Malawi marks 37 years of independence

BLANTYRE

Malawi marked its 37th year of independence from Britain on Friday, with ceremonies that highlighted the nation's ongoing struggles against poverty and corruption.
President Bakili Muluzi delivered an independence day speech at a packed stadium with 20,000 people in the northern town of Mzuzu City, but used the address to lash out at political opponents.
Muluzi hit at residents in northern Malawi for being "ungrateful for the development" his ruling party had brought, saying he had built a university and a new hospital hospital -- funded by Taiwan -- for the people.
"When are you going to thank me? We have spent billions of money on these projects and this has happened within my seven years of being in power," Muluzi said.
Residents in northern Malawi, which is a stronghold of the opposition Alliance for Democracy (AFORD), complain about the slow pace of development in their region.
The political tension erupted into a riot last month, when police killed three people as they broke up a protest over delays in paving the dirt road linking Mzuzu City to Chitipa on the Tanzanian border.
Muluzi, commenting for the first time on the riot, said there was no need for the demonstration because construction of the road, to be bankrolled by Taiwan and the African Development Bank, "will start soon."

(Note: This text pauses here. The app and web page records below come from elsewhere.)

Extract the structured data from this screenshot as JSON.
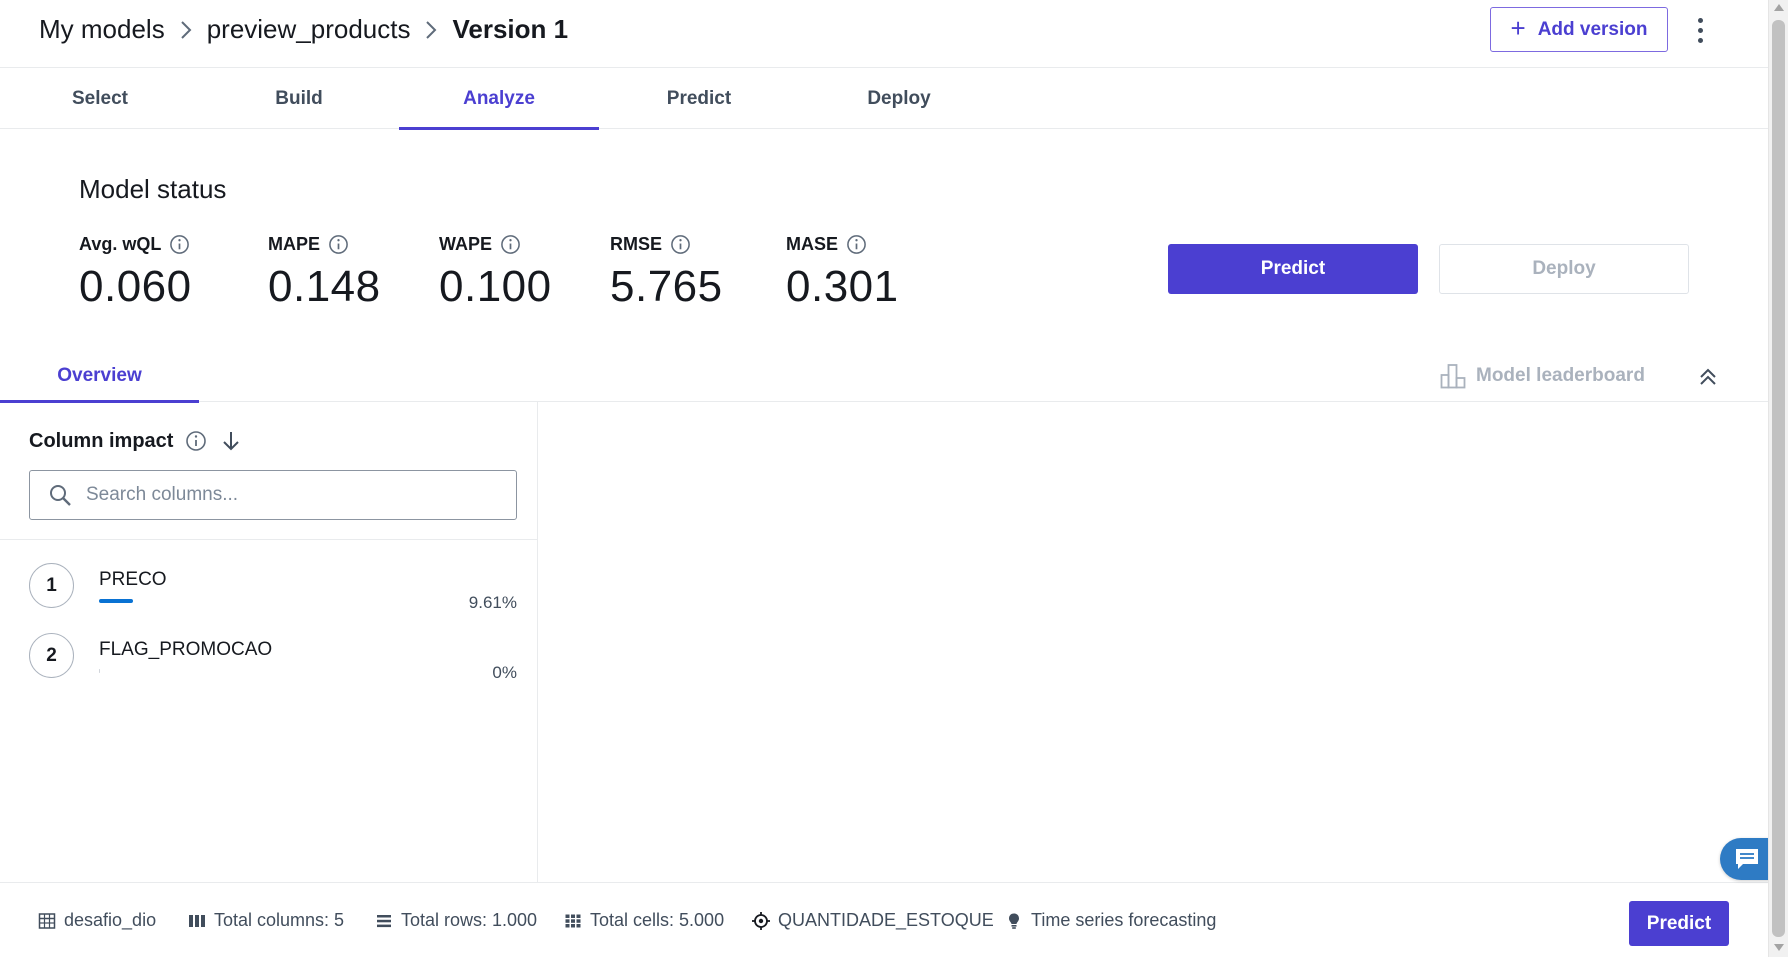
{
  "breadcrumb": {
    "items": [
      "My models",
      "preview_products",
      "Version 1"
    ]
  },
  "header": {
    "add_version_label": "Add version"
  },
  "main_tabs": [
    {
      "label": "Select",
      "active": false
    },
    {
      "label": "Build",
      "active": false
    },
    {
      "label": "Analyze",
      "active": true
    },
    {
      "label": "Predict",
      "active": false
    },
    {
      "label": "Deploy",
      "active": false
    }
  ],
  "model_status": {
    "title": "Model status",
    "metrics": [
      {
        "label": "Avg. wQL",
        "value": "0.060"
      },
      {
        "label": "MAPE",
        "value": "0.148"
      },
      {
        "label": "WAPE",
        "value": "0.100"
      },
      {
        "label": "RMSE",
        "value": "5.765"
      },
      {
        "label": "MASE",
        "value": "0.301"
      }
    ],
    "predict_label": "Predict",
    "deploy_label": "Deploy",
    "deploy_disabled": true
  },
  "sub_tabs": {
    "overview_label": "Overview",
    "leaderboard_label": "Model leaderboard"
  },
  "column_impact": {
    "title": "Column impact",
    "search_placeholder": "Search columns...",
    "rows": [
      {
        "rank": "1",
        "name": "PRECO",
        "percent_label": "9.61%",
        "percent": 9.61
      },
      {
        "rank": "2",
        "name": "FLAG_PROMOCAO",
        "percent_label": "0%",
        "percent": 0
      }
    ]
  },
  "footer": {
    "dataset": "desafio_dio",
    "total_columns": "Total columns: 5",
    "total_rows": "Total rows: 1.000",
    "total_cells": "Total cells: 5.000",
    "target": "QUANTIDADE_ESTOQUE",
    "model_type": "Time series forecasting",
    "predict_label": "Predict"
  },
  "colors": {
    "accent": "#4b3fd1",
    "impact_bar": "#0972d3",
    "chat_widget": "#2e7bc4"
  }
}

"We need to achieve economic and social development for our people. Politics alone will not feed our hungry mouth," he said.

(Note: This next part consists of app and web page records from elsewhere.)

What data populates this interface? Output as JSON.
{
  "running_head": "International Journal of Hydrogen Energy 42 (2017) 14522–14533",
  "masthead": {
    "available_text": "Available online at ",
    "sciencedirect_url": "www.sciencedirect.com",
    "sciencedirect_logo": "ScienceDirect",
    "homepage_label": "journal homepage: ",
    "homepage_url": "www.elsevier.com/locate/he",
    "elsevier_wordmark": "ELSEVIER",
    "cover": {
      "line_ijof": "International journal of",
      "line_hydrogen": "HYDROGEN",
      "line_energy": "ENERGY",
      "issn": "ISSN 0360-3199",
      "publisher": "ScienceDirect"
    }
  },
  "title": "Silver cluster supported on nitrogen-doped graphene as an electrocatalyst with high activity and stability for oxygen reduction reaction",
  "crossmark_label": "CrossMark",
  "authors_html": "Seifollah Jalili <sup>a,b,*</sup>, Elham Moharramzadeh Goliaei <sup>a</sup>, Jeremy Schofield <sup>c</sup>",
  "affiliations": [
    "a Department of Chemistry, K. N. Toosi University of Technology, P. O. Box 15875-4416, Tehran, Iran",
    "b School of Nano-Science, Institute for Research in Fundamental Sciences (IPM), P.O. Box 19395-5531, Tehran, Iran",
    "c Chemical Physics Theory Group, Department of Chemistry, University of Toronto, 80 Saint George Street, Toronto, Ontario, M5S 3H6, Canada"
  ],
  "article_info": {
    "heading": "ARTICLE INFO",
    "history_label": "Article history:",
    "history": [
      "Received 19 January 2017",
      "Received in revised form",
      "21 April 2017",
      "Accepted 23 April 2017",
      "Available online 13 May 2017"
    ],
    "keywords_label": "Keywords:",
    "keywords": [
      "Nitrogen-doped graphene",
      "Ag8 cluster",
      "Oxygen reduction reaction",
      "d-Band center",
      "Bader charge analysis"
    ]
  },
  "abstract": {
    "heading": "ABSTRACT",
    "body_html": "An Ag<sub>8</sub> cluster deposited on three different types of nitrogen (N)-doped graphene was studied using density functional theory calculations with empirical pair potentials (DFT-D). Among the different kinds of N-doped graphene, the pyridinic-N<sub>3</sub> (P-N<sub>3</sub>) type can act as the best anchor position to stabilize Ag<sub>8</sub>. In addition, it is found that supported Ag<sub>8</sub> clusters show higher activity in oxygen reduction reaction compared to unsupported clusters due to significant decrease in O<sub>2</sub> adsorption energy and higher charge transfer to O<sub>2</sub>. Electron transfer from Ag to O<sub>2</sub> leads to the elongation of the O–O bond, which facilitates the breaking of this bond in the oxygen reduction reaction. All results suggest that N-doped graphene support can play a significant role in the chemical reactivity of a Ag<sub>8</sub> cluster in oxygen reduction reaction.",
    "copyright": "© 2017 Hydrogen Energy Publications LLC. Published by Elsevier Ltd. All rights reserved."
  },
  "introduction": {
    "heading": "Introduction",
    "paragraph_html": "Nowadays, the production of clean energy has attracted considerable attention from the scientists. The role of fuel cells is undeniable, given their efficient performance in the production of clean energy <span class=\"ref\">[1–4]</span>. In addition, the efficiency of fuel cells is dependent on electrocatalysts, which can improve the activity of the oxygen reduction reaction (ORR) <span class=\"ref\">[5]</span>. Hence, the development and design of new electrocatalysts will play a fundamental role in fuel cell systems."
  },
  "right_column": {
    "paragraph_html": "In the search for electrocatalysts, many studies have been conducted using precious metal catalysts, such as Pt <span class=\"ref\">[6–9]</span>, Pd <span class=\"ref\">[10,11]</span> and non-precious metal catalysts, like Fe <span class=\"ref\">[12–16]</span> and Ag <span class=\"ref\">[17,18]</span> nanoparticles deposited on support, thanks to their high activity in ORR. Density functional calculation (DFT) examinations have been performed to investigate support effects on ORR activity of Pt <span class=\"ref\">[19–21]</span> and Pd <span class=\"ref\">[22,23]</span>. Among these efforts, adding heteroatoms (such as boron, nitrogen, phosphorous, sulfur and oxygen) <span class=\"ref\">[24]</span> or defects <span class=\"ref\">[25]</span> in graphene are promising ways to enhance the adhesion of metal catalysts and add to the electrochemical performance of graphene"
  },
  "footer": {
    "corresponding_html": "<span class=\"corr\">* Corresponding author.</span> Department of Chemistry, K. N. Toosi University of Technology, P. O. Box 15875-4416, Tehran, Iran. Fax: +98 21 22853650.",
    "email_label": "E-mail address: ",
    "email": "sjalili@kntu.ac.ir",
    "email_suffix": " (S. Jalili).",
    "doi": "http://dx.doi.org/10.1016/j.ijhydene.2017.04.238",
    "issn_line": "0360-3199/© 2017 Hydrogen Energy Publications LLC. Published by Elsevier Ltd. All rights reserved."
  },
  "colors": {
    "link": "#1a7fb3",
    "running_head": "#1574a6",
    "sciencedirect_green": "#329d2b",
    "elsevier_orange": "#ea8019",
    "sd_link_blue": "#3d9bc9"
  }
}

"Don't play with me. Who are you to divide Malawians?" he said, in remarks directed at AFORD.
Anonymous pamplets circulated in Mzuzu City had urged people not to attend the event because "safety cannot be guaranteed and we have nothing to celebrate on this day. It should be a day to take stock of where we have come from and where we are going."
For most of its time as an idependent nation, Malawi was ruled with an iron fist by former dictator Kamuzu Banda. Muluzi ousted Banda in the nation's first multiparty polls in 1994.

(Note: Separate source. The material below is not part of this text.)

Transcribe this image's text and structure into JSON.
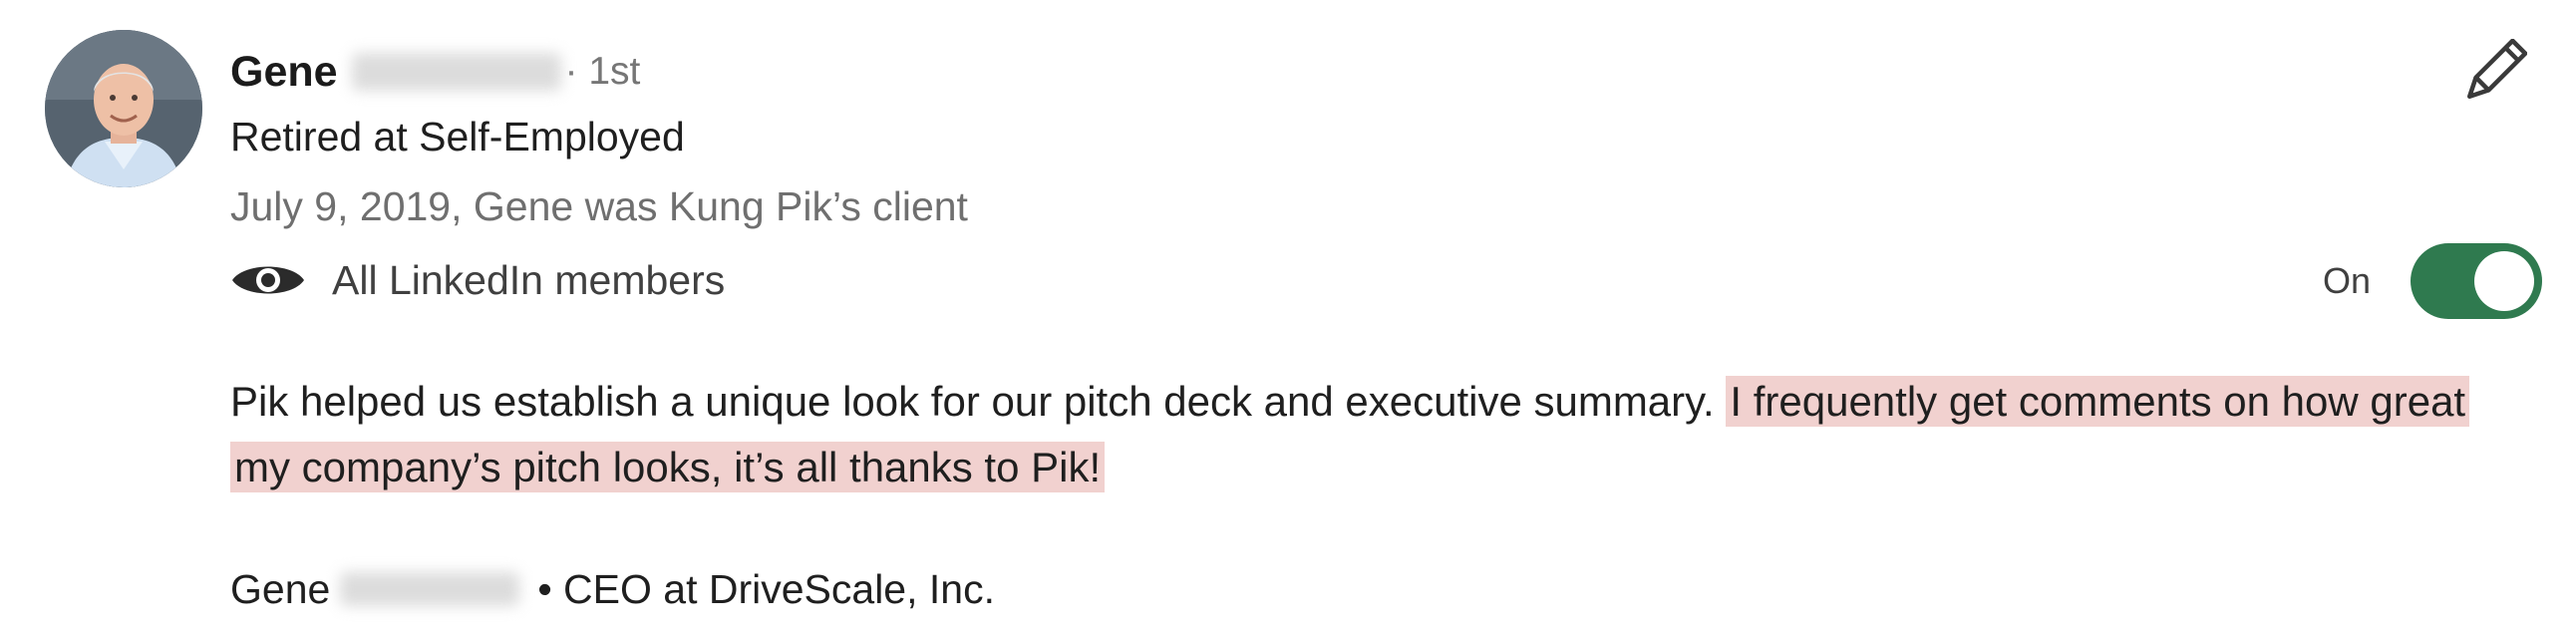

Malawi remains one of the world's poorest and least developed nations, with about 60 percent of its people living in poverty.
"We may be poor, yes, but I will not allow anybody to dictate to me how to run Malawi," Muluzi said, in comments one political commentator said were directed at the World Bank and the International Monetary Fund (IMF), which sponsor the country's tough economic reforms.
"We are committed to deliver what people need most and to create opportunities for them," he said.
Muluzi arrived at the stadium in a triumphant mood in a colourful convoy, complete with outrider motorcyclists. He said the national day was to remember the collapse of dictatorship and seven years after fighting Banda's one party rule.
Muluzi has increasingly tried to tighten his grip on power, and a pressure group has already formed to prevent him from running for an unconstitutional third term in 2004.
At an inter-denominational prayer service for independence day on Thursday, his supporters booed an Anglican bishop who criticized Muluzi's handling of corruption in government.
Security at the stadium was tight, after the distribution of the anonymous pamphlets intensified in the morning.
But in his speech Muluzi vowed that his government will uphold "principles of democracy and never again allow another dictatorship."